Comme il ne savait pas lire, il eut à remplir une double tâche : le travail matériel et l'étude. Il se montra si courageux à s'acquitter de l'une et de l'autre, que d'une main, il aidait le frère cellérier, et de l'autre, il tenait le Psautier. Le Seigneur, content de sa ferveur, l'appela bientôt à Lui. Près de mourir, il fit demander au bienheureux Odon de venir le visiter, voulant parler à lui seul. «Mon fils, lui dit le saint, avez-vous commis quelque péché depuis que vous êtes religieux ? - Oui, mon Père, répond le malade, j'ai commis une faute.

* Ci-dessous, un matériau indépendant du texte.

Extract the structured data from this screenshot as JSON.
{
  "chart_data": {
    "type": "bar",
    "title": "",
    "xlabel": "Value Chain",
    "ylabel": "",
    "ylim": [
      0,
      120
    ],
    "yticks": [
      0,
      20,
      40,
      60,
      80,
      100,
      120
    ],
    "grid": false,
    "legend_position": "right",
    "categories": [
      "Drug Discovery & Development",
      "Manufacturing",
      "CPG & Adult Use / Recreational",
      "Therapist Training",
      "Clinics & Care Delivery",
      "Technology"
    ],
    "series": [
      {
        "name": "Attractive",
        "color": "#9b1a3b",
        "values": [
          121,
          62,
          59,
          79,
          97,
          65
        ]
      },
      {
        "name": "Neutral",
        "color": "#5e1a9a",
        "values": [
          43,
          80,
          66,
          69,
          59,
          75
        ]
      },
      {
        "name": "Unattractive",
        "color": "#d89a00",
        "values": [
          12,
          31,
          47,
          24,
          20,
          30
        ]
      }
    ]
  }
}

Sans que vous le sachiez, j'ai donné ma tunique à un pauvre qui était nu, et pris dans le cellier une corde en crin. - Qu'en avez-vous fait ? - Je m'en suis serré les reins, afin de réprimer la voracité dont j'étais esclave». Surpris et touché, l'homme de Dieu voulut lui ôter ce lien si dur ; mais, en le retirant, il amena du pus et de la chair à laquelle il adhérait. Sans plainte ni émotion, le bienheureux mourant ajouta : «Cette nuit, mon Père, je me suis vu transporté en songe dans le ciel. A ma rencontré est venue une femme rayonnante de lumière et d'une grande majesté, et lorsqu'elle a été près de moi, elle m'a dit : «Me connaissez-vous ?» J'ai répondu que non. «Je suis, a-t-elle ajouté, la Mère de la miséricorde». Et moi je lui ai dit : «O Madame, que m'ordonnez-vous de faire ?» Elle a repris : «Dans trois jours, à telle heure, vous viendrez ici». Le jour et l'heure annoncés vinrent en effet, et le religieux mourut, afin qu'on connût avec certitude la vérité de sa vision. C'est à partir de ce moment que le bienheureux Odon prit l'habitude d'appeler la sainte Vierge : Mère de la miséricorde, Mater misericordia. Encore une de nos belles invocations à Marie, dont la plupart ignorent la miraculeuse origine.